Noah: So that, I think that lays the foundation for my last question. At least you've seeded the answer in my mind. You have a traditional accounting firm, right, that you've worked for before. How is what you're doing at FinOptimal different and better, right? And I hear you saying it's the strategic thought partner, the automation, the consistency of information, but I want to hear how you coin that. I will summarize by saying that it's flat fee. The optimization is on us, right? If an accountant is charging you hourly, there's no incentive to get up that automation curve. And I think that there's a lot of accounting firms that have lost some good people that have said, hey, let's incorporate this software tool into our workflow for our clients. And the partner will say something like, we do that, we're going to bill a lot fewer hours and our model is predicated on the hourly, the billable hour. And eventually, that forward thinking software using person is like, all right, I'm tech savvy. I'm not getting anywhere here. I'm going to go work for a tech startup or I'm going to go work for an accounting firm that's more forward thinking. It's about the change from the billable hour to the flat fee. It's about the change of the relationship from the partner to the customer to the relationship between your brand and the customer. We're working with startups in all industries. We're hyper familiar with the modern tech stack. We're always tech focused. At best, accounting firms are accountants and thought partners, but even that's harder to find. You get a lot of people who are just cranking out tax returns. The real gold standard that you want is someone who's going to do all three of those things, be an accountant, be able to write code and be a thought partner. And there's just not that many companies out there yet, surprisingly in this day and age that can do that, but FinOptimal can. If you feel like you're spending too much on your accounting, if you're not getting fast responses from your accountant, or if you're just interested in getting a free benchmarking consultation, please book an intro call with us on finoptimal.com and we can let you know how you stack up from a people, process and technology perspective and give you tangible steps to make a difference.
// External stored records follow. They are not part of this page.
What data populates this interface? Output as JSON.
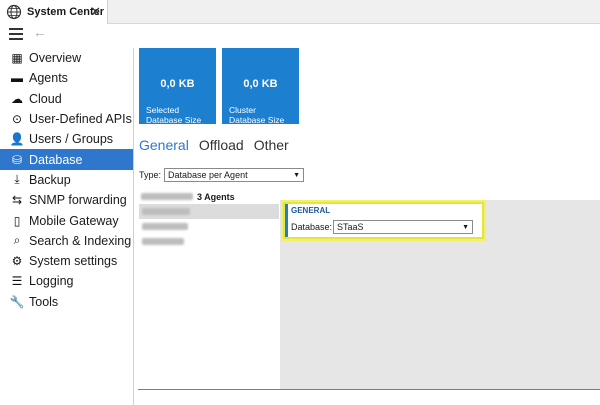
{
  "app": {
    "title": "System Center",
    "close_glyph": "✕",
    "back_glyph": "←"
  },
  "sidebar": {
    "items": [
      {
        "label": "Overview",
        "icon": "dashboard-icon",
        "glyph": "▦"
      },
      {
        "label": "Agents",
        "icon": "agents-icon",
        "glyph": "▬"
      },
      {
        "label": "Cloud",
        "icon": "cloud-icon",
        "glyph": "☁"
      },
      {
        "label": "User-Defined APIs",
        "icon": "api-icon",
        "glyph": "⊙"
      },
      {
        "label": "Users / Groups",
        "icon": "user-icon",
        "glyph": "👤"
      },
      {
        "label": "Database",
        "icon": "database-icon",
        "glyph": "⛁"
      },
      {
        "label": "Backup",
        "icon": "backup-icon",
        "glyph": "⤓"
      },
      {
        "label": "SNMP forwarding",
        "icon": "snmp-icon",
        "glyph": "⇆"
      },
      {
        "label": "Mobile Gateway",
        "icon": "mobile-icon",
        "glyph": "▯"
      },
      {
        "label": "Search & Indexing",
        "icon": "search-index-icon",
        "glyph": "⌕"
      },
      {
        "label": "System settings",
        "icon": "gear-icon",
        "glyph": "⚙"
      },
      {
        "label": "Logging",
        "icon": "list-icon",
        "glyph": "☰"
      },
      {
        "label": "Tools",
        "icon": "wrench-icon",
        "glyph": "🔧"
      }
    ],
    "active_index": 5
  },
  "tiles": [
    {
      "value": "0,0 KB",
      "label1": "Selected",
      "label2": "Database Size"
    },
    {
      "value": "0,0 KB",
      "label1": "Cluster",
      "label2": "Database Size"
    }
  ],
  "tabs": [
    "General",
    "Offload",
    "Other"
  ],
  "type_selector": {
    "label": "Type:",
    "value": "Database per Agent"
  },
  "agents": {
    "header_count": "3 Agents"
  },
  "general_group": {
    "title": "GENERAL",
    "field_label": "Database:",
    "field_value": "STaaS"
  },
  "colors": {
    "accent": "#2e77cc",
    "tile": "#1c7fd0",
    "highlight": "#e6e63a"
  }
}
Noah: Well, Jesse, really appreciate you being on the show today. I've learned a lot about FinOptimal and how you guys are optimizing the process for accounting through automation, through your engineering know-how and through your strategic partnership with businesses. I really appreciate you being on the show today. 

Jesse: Thank you. It's been a pleasure. This was a fun conversation. 

Noah: I love the point Jesse made about APIs needing to return the lowest level of data to support dimensionality and allow accountants to season to taste how they roll up their data. FinOptimal is supporting the accounting world through strategic partnership, automation and consistency and would make a fantastic partner for your business.